Die Regierung deutete an, dass sie auch zu einschneidenden Maßnahmen bereit ist. Bundeskanzler Olaf Scholz (SPD) plädierte am Sonntag dafür, im Kampf gegen die Corona-Pandemie beim Ergreifen von Gegenmaßnahmen flexibel zu bleiben. "Es darf keine roten Linien geben, das hat uns diese Pandemie nun wirklich gezeigt. Wir müssen immer bereit sein umzudenken, wenn die Umstände es erfordern", sagte er der Bild am Sonntag. Dann müsse man schnell und entschlossen handeln.

Impfzentren sind vielerorts überlastet

Ein Problem bleibt im Kampf gegen die Pandemie allerdings vielerorts die bereits hohe Auslastung der Impfzentren. Die Kapazitäten der Einrichtungen waren über den Sommer in vielen Regionen des Landes stark heruntergefahren worden. Nun kann der Ansturm der Impfwilligen mitunter kaum bewältig werden.

Wie groß dieser Ansturm ist, belegen Zahlen des Robert-Koch-Instituts (RKI): Nach seinen Erhebungen gab es etwa in Bayern zuletzt fast eine Million Impfungen pro Woche. Demnach hätten sich die Impfzahlen in zwei Wochen fast verdoppelt. Die Aussichten, schnell einen Termin zu bekommen, sind regional aber sehr unterschiedlich. Am Sonntagnachmittag wurden in Augsburg zum Beispiel so gut wie keine Gelegenheiten angeboten und in München immer wieder nur wenige, deutlich besser sah es in Nürnberg, Regensburg oder Würzburg aus - zumindest zeitweise.

Die Termine werden von den Impfzentren freigeschaltet, sobald sie verfügbar sind. Dies führt dazu, dass Impfwillige in Regionen mit einer großen Nachfrage eine gewisse Beharrlichkeit mitbringen müssen. Weil es anders als zum Start des Systems inzwischen keine Wohnortbeschränkung oder Priorisierung nach Altersstufen mehr gebe, könne das zu Benachteiligungen führen, räumen Verantwortliche ein. So sei es gut möglich, dass ein internetaffiner, mobiler 18-Jähriger eher an eine Booster-Impfung komme als ein 80-Jähriger, hat die Münchner Gesundheitsreferentin Beatrix Zurek beobachtet.

An der bayerischen Landeshauptstadt lassen sich die Herausforderungen, die sich vielerorts stellen, besonders gut beschreiben: Händeringend wurde zuletzt Personal gesucht, damit die städtischen Impfzentren wieder im einstigen Umfang betrieben werden können. Im größten in der Messe Riem wird nun wieder an sieben Tagen die Woche geimpft statt wie zwischenzeitlich nur an fünf. Rund 60 Impfteams beschäftigt die Stadt aktuell, von denen jedes pro Tag rund 130 Impfungen verabreicht. Bis Januar werden noch zehn weitere hinzukommen.

Engpässe bei den Vakzinen

Der Rekord der an einem Tag in München durch sie verabreichten Impfdosen steht bei 9000. Diese Marke soll ab Januar wieder erreicht werden können. Hinzu kommen die von den Hausärzten verabreichten Dosen - zuletzt rund 13 000. Eine deutliche Steigerung in diesem Segment erscheint kaum mehr möglich, da auch die Münchner Ärzte über Engpässe bei der Impfstoffbestellung berichten.
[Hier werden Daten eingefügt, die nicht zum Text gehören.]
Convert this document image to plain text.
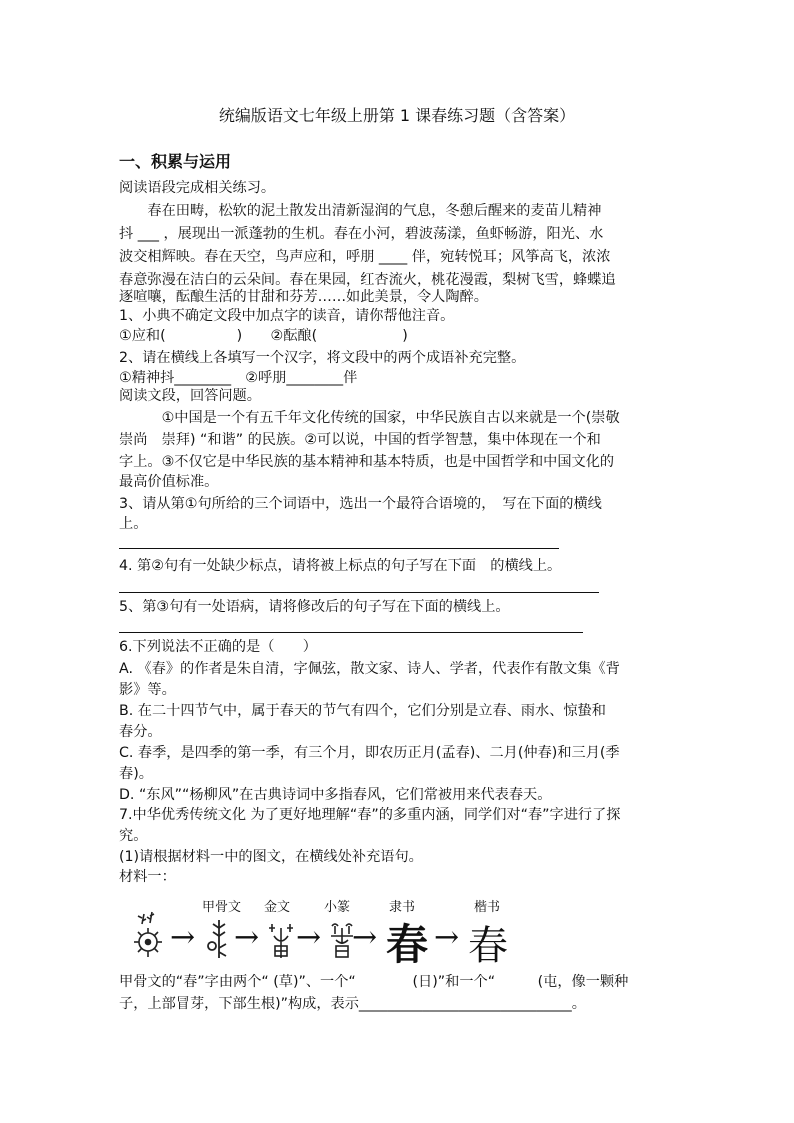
统编版语文七年级上册第 1 课春练习题（含答案）
一、积累与运用
阅读语段完成相关练习。
　　春在田畴，松软的泥土散发出清新湿润的气息，冬憩后醒来的麦苗儿精神
抖 ___ ，展现出一派蓬勃的生机。春在小河，碧波荡漾，鱼虾畅游，阳光、水
波交相辉映。春在天空，鸟声应和，呼朋 ____ 伴，宛转悦耳；风筝高飞，浓浓
春意弥漫在洁白的云朵间。春在果园，红杏流火，桃花漫霞，梨树飞雪，蜂蝶追
逐喧嚷，酝酿生活的甘甜和芬芳……如此美景，令人陶醉。
1、小典不确定文段中加点字的读音，请你帮他注音。
①应和(　　　　　)　　②酝酿(　　　　　　)
2、请在横线上各填写一个汉字，将文段中的两个成语补充完整。
①精神抖________　②呼朋________伴
阅读文段，回答问题。
　　　①中国是一个有五千年文化传统的国家，中华民族自古以来就是一个(崇敬
崇尚　崇拜) “和谐” 的民族。②可以说，中国的哲学智慧，集中体现在一个和
字上。③不仅它是中华民族的基本精神和基本特质，也是中国哲学和中国文化的
最高价值标准。
3、请从第①句所给的三个词语中，选出一个最符合语境的，　写在下面的横线
上。
4. 第②句有一处缺少标点，请将被上标点的句子写在下面　的横线上。
5、第③句有一处语病，请将修改后的句子写在下面的横线上。
6.下列说法不正确的是（　　）
A. 《春》的作者是朱自清，字佩弦，散文家、诗人、学者，代表作有散文集《背
影》等。
B. 在二十四节气中，属于春天的节气有四个，它们分别是立春、雨水、惊蛰和
春分。
C. 春季，是四季的第一季，有三个月，即农历正月(孟春)、二月(仲春)和三月(季
春)。
D. “东风”“杨柳风”在古典诗词中多指春风，它们常被用来代表春天。
7.中华优秀传统文化 为了更好地理解“春”的多重内涵，同学们对“春”字进行了探
究。
(1)请根据材料一中的图文，在横线处补充语句。
材料一：
甲骨文 金文	小篆	隶书	楷书
→ → → → 春 → 春
甲骨文的“春”字由两个“ (草)”、一个“　　　　(日)”和一个“　　　(屯，像一颗种
子，上部冒芽，下部生根)”构成，表示______________________________。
Am Montag beginnt in Deutschland auch die Impfung von Kindern. Bundesfamilienministerin Anne Spiegel (Grüne) rief dazu auf, großflächig Impfungen für fünf- bis elfjährige Kinder anzubieten. Die Ständige Impfkommission empfiehlt eine Impfung von Kindern von fünf bis elf Jahren, die Risikofaktoren für einen schweren Covid-19-Verlauf oder Angehörige mit hohem Risiko haben. Außerdem können Eltern nach individueller Aufklärung auch ihre gesunden Kinder impfen lassen.